New Delhi: A delay in the announcement of a new fertilizer investment policy has held up the execution of India’s first greenfield fertilizer project since 1995—Matix Fertilisers and Chemicals Ltd’s 3 million tonnes per annum (mtpa) urea manufacturing plant in West Bengal.
The project is being developed since early 2010 at Panagarh in Bardhaman district at an investment of around Rs 5,000 crore and has achieved financial closure, two government officials aware of the development said, asking not to be identified.
Matix, a part of the Yogendra Kanodia and Nishant Kanodia-promoted Datamatics Group, has invested Rs 1,500 crore while it is taking the rest from banks, said a company executive, who also requested anonymity. “The land has been acquired and machinery is in the process of being installed.”
The lenders, however, are unwilling to release the sum until the government finalizes a new investment policy for greenfield and brownfield fertilizer units, which was due to be announced last year, government officials and the company executive said.

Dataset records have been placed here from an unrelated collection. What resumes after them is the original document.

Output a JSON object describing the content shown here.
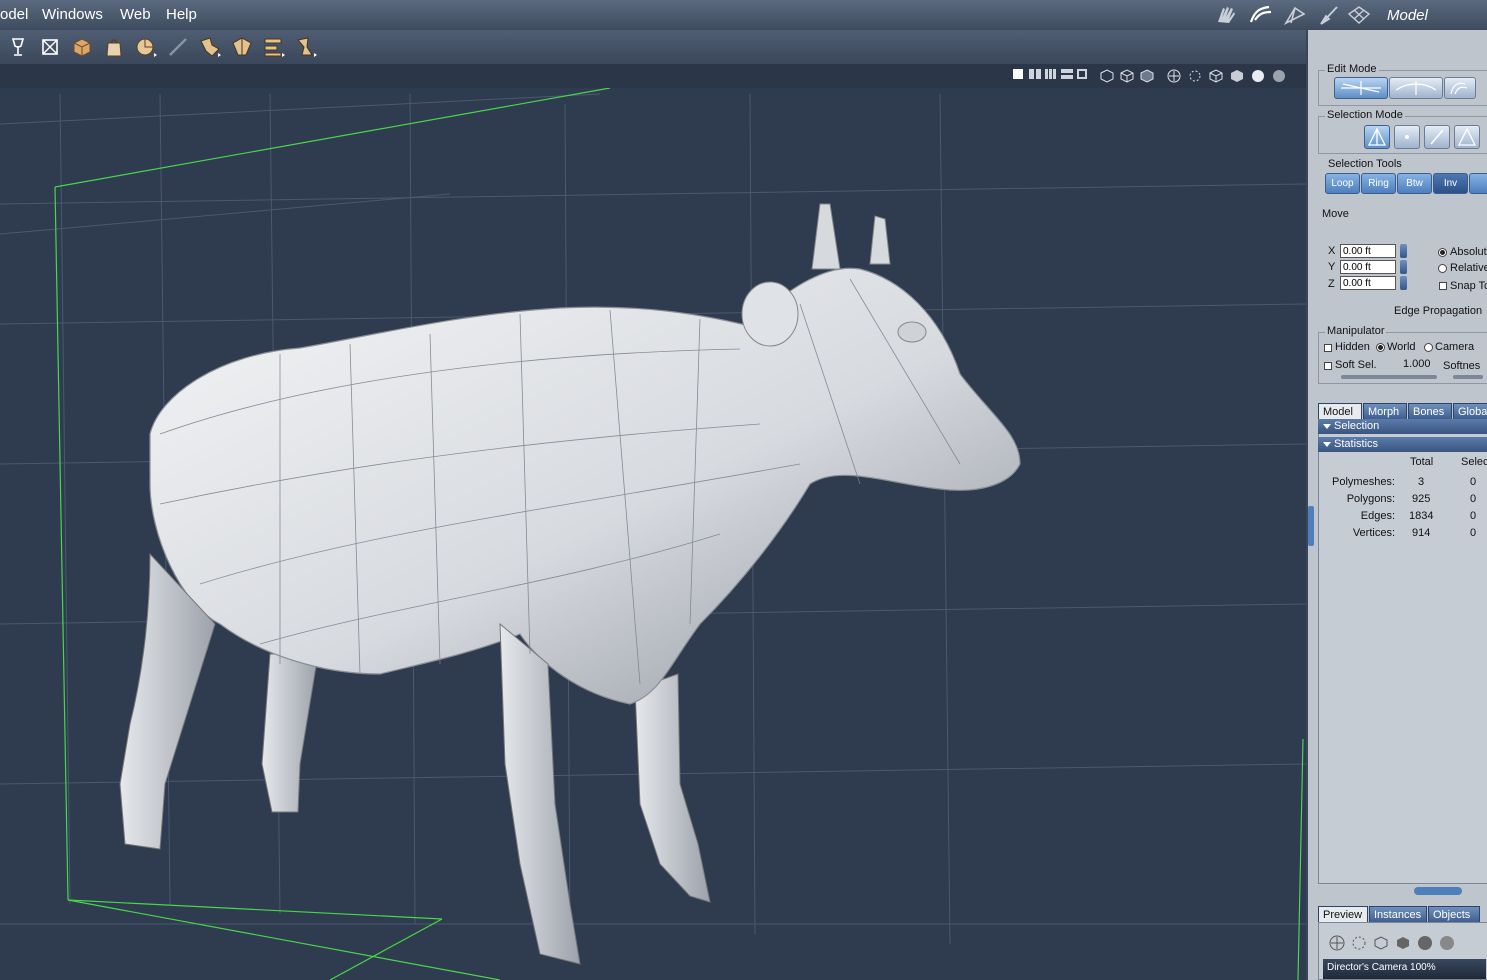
{
  "menubar": {
    "items": [
      "odel",
      "Windows",
      "Web",
      "Help"
    ],
    "room_label": "Model"
  },
  "right_panel": {
    "edit_mode": {
      "title": "Edit Mode"
    },
    "selection_mode": {
      "title": "Selection Mode"
    },
    "selection_tools": {
      "title": "Selection Tools",
      "buttons": [
        "Loop",
        "Ring",
        "Btw",
        "Inv"
      ]
    },
    "move": {
      "title": "Move",
      "x_label": "X",
      "y_label": "Y",
      "z_label": "Z",
      "x_value": "0.00 ft",
      "y_value": "0.00 ft",
      "z_value": "0.00 ft",
      "absolute": "Absolut",
      "relative": "Relative",
      "snap": "Snap Tc",
      "edge_propagation": "Edge Propagation"
    },
    "manipulator": {
      "title": "Manipulator",
      "hidden": "Hidden",
      "world": "World",
      "camera": "Camera",
      "soft_sel": "Soft Sel.",
      "soft_value": "1.000",
      "softness": "Softnes"
    },
    "tabs": [
      "Model",
      "Morph",
      "Bones",
      "Global"
    ],
    "sections": {
      "selection": "Selection",
      "statistics": "Statistics"
    },
    "stats": {
      "header_total": "Total",
      "header_selected": "Selecte",
      "rows": [
        {
          "label": "Polymeshes:",
          "total": "3",
          "selected": "0"
        },
        {
          "label": "Polygons:",
          "total": "925",
          "selected": "0"
        },
        {
          "label": "Edges:",
          "total": "1834",
          "selected": "0"
        },
        {
          "label": "Vertices:",
          "total": "914",
          "selected": "0"
        }
      ]
    },
    "bottom_tabs": [
      "Preview",
      "Instances",
      "Objects"
    ],
    "camera_label": "Director's Camera 100%"
  },
  "colors": {
    "viewport_bg": "#2f3b4e",
    "grid": "#4a5871",
    "bbox": "#49d64a",
    "panel_bg": "#bfc5cd",
    "accent_blue": "#4e7fbd"
  }
}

The government announced its first fertilizer investment policy in 2008, but failed to attract fresh investments to the sector. Last year, the government said it will rework the policy structure.
The Planning Commission, the government’s apex economic planning body, is still considering the new policy framework. There is no clarity on when it will be finalized, said the government officials cited above.
“Last heard, the Planning Commission had begun working the numbers, but there is no timeline,” one of the government officials said, adding that the Matix project won’t be financially viable if the new policy is not put in place.
An email seeking comments sent to Yogendra Kanodia’s office remained unanswered.
Besides Matix’s greenfield project, the brownfield expansion plans of a number of companies, including Rashtriya Chemicals and Fertilizers Ltd, Indo Gulf Fertilizer Ltd, Indian Farmers Fertiliser Cooperative Ltd, Krishak Bharati Cooperative Ltd and Chambal Fertilisers and Chemicals Ltd, are also awaiting the new policy framework.
“Unless the government frees the price of urea, any investment policy is unlikely to incentivize companies from making new investments,” said Sageraj Bariya, managing partner with Equitorials, a Mumbai-based advisory and research firm.
Matix’s plant will use coal-bed methane, or CBM, as feedstock, sourcing it from Essar Oil Ltd’s Raniganj CBM block.
In July, the Directorate General of Hydrocarbons (DGH) had asked Essar Oil to peg the price of CBM through a market-determined process. The two companies had initially agreed to supplying CBM at $4.20 per million British thermal units (mmBtu), to which DGH had objected.
The second government official said the Matix project will also require natural gas. An empowered group of ministers is looking into the issue of gas allocation to new and existing fertilizer, power and steel units.